Ella had a dream which was unpleasant and disturbing. She was in the ugly little house, with its little rooms that were all different from each other. She was Paul’s wife, and only by an effort of will could she prevent the house disintegrating, and flying off in all directions because of the conflict between the rooms. She decided she must furnish the whole house again, in one style, hers. But as soon as she hung new curtains or painted a room out, Muriel’s room was recreated. Ella was like a ghost in this house and she realized it would hold together, somehow, as long as Muriel’s spirit was in it and was holding together precisely because every room belonged to a different epoch, a different spirit. And Ella saw herself standing in the kitchen, her hand on the pile of Women at Home; she was a ‘sexy piece’ (she could hear the words being said, by Dr West) with a tight coloured skirt and a very tight jersey and her hair was cut fashionably.
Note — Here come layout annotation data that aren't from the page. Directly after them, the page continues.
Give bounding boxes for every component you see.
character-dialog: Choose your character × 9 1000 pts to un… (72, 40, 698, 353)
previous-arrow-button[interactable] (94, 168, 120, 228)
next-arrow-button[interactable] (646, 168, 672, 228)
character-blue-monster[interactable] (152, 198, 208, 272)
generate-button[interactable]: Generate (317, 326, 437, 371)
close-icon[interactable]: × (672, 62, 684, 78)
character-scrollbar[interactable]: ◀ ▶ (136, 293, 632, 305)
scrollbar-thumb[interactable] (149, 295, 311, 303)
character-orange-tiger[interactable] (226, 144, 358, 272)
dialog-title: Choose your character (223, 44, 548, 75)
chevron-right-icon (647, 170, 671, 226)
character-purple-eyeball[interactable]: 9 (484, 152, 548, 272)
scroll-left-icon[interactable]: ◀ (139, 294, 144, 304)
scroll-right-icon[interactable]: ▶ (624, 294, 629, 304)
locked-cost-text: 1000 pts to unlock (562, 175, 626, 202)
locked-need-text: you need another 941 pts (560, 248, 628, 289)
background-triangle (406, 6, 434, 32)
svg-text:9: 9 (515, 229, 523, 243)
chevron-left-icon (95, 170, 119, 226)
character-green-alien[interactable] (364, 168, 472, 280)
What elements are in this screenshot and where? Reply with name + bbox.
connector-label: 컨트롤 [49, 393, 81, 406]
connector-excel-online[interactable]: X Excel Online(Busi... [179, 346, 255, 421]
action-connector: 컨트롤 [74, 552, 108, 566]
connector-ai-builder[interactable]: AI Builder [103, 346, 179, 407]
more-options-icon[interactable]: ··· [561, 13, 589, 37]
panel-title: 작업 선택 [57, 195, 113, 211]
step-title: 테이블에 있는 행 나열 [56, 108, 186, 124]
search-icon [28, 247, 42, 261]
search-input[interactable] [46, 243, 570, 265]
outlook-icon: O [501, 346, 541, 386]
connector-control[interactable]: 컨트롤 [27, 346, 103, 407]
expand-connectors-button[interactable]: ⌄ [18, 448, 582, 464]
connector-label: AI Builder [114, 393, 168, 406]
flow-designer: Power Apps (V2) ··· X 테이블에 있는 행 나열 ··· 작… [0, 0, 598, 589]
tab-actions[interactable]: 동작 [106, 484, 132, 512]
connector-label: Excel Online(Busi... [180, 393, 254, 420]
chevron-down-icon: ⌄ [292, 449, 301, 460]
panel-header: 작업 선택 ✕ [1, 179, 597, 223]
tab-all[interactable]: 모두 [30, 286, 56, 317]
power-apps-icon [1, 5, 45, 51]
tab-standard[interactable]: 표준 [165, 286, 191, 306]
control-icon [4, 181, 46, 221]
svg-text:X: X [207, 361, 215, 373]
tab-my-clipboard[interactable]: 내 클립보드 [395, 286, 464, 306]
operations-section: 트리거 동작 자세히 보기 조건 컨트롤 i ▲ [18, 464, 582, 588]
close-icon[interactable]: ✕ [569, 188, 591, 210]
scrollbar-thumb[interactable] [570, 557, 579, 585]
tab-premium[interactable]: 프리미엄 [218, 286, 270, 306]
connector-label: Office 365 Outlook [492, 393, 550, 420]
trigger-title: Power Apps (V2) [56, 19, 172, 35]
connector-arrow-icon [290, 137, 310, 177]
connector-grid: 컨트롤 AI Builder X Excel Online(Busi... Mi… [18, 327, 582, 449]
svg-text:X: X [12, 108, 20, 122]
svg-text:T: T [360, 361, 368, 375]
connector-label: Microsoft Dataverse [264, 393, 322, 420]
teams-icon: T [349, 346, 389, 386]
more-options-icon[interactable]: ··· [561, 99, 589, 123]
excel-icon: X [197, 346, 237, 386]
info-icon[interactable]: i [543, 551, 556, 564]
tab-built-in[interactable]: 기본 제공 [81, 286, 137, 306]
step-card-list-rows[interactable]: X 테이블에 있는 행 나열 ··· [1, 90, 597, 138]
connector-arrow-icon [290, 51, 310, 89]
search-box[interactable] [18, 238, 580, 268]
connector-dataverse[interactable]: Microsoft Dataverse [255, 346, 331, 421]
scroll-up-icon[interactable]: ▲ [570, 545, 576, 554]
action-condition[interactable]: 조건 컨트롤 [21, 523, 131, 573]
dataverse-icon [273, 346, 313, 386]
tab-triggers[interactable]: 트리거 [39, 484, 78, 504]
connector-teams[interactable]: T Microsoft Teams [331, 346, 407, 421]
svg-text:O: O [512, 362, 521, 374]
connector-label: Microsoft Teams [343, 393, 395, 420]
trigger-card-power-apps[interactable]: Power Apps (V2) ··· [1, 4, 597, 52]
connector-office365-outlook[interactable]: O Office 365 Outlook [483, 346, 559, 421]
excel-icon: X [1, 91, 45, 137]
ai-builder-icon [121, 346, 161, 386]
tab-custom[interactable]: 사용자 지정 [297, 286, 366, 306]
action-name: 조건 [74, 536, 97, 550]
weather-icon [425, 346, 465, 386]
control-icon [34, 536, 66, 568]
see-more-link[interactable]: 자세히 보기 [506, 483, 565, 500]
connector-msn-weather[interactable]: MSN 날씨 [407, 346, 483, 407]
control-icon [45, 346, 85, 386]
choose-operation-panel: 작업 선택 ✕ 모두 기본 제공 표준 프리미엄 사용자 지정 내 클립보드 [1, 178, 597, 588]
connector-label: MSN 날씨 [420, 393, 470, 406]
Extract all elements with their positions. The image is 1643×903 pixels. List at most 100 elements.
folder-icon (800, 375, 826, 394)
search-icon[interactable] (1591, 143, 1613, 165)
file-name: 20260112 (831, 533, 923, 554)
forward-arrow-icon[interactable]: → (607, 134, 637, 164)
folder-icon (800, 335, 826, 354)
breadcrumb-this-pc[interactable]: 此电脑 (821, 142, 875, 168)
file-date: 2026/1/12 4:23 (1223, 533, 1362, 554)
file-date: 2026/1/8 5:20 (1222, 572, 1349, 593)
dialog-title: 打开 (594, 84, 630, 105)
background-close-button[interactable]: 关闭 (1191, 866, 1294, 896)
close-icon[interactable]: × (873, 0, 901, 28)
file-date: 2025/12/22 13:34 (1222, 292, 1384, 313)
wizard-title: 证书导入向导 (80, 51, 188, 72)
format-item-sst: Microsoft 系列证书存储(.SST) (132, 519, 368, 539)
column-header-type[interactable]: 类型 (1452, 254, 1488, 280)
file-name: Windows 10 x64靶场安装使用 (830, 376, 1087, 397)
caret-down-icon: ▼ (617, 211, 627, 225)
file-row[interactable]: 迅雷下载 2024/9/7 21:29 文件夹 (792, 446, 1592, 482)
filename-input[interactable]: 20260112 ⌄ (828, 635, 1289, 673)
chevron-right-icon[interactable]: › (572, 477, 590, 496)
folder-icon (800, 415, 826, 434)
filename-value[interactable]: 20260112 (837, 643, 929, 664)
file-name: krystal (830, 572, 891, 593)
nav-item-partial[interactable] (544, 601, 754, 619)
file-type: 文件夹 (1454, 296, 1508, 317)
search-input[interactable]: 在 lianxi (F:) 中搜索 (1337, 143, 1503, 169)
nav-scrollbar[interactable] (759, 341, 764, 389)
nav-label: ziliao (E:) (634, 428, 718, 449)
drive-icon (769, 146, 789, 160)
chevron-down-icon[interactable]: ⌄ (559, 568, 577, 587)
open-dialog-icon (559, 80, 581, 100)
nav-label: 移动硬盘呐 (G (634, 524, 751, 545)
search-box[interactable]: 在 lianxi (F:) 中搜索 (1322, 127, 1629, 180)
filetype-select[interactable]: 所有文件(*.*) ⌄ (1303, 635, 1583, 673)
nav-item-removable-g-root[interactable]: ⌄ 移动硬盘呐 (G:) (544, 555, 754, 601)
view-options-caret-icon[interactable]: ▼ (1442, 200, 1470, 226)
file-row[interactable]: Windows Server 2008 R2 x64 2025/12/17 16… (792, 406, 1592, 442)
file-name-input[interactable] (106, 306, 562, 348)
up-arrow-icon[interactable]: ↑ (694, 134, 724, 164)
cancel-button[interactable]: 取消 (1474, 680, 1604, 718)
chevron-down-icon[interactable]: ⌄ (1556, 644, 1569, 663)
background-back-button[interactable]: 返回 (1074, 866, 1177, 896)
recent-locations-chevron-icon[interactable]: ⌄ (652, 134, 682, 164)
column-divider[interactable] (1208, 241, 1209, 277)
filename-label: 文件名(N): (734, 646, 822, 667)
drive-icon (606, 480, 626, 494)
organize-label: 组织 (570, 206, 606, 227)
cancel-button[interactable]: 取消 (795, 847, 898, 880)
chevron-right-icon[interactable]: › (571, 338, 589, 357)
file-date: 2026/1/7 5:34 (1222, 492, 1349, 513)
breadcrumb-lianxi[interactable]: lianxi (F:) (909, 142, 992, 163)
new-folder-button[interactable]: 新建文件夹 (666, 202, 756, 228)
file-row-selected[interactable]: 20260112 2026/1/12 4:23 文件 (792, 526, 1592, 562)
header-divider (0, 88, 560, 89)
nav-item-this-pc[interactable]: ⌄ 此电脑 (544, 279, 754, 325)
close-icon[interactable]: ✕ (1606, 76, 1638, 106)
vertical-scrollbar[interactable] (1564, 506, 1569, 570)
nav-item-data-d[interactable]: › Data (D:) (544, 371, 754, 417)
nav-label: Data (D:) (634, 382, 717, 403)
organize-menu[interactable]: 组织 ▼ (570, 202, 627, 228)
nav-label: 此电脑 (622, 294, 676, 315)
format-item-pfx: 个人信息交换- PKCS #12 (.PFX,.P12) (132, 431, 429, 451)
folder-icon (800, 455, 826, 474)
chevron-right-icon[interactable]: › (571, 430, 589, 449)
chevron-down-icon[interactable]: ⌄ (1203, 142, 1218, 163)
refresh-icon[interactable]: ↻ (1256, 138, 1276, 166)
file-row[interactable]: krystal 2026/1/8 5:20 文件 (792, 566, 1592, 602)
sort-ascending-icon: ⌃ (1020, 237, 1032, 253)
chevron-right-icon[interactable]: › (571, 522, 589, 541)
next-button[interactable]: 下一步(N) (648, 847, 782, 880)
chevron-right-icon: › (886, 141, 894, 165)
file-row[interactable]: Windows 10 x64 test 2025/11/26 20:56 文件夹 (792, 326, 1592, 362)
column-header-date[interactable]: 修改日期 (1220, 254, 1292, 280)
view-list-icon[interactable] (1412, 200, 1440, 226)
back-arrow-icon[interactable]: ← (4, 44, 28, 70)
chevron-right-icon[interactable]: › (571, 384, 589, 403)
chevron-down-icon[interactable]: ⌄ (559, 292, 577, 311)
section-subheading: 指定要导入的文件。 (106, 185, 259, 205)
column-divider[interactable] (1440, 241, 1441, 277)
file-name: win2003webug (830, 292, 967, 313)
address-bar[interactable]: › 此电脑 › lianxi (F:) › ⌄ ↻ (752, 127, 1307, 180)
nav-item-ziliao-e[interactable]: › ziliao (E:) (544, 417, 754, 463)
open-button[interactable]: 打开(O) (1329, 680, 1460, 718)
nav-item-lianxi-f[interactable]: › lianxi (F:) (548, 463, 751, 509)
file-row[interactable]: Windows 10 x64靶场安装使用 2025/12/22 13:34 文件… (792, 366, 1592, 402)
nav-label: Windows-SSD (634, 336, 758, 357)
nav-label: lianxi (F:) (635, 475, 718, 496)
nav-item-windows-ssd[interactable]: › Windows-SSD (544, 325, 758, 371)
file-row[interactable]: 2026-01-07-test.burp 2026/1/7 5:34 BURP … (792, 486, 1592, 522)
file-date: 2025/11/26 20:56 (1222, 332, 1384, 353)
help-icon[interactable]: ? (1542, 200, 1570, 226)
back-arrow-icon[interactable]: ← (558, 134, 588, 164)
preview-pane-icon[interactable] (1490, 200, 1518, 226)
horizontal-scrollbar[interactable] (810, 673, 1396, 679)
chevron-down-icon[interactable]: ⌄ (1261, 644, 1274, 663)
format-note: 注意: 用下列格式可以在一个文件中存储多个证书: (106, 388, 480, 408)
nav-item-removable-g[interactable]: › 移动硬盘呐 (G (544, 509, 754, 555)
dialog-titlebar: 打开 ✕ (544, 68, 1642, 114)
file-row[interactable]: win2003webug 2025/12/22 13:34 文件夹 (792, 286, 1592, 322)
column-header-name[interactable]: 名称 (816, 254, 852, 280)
And Ella realized that Muriel was not there after all, she had gone to Nigeria to join Paul, and Ella was waiting in the house until Paul came back.

When Ella woke after this dream she was crying. It occurred to her, for the first time, that the woman from whom Paul had had to separate himself, for whom he had gone to Nigeria, because he had at all costs to separate himself from her, was herself. She was the flighty piece.

She understood also that Dr West had spoken deliberately, perhaps because of some phrase in Paul’s letter to him; it was a warning from the respectable world of Dr West, protecting one of its members, to Ella.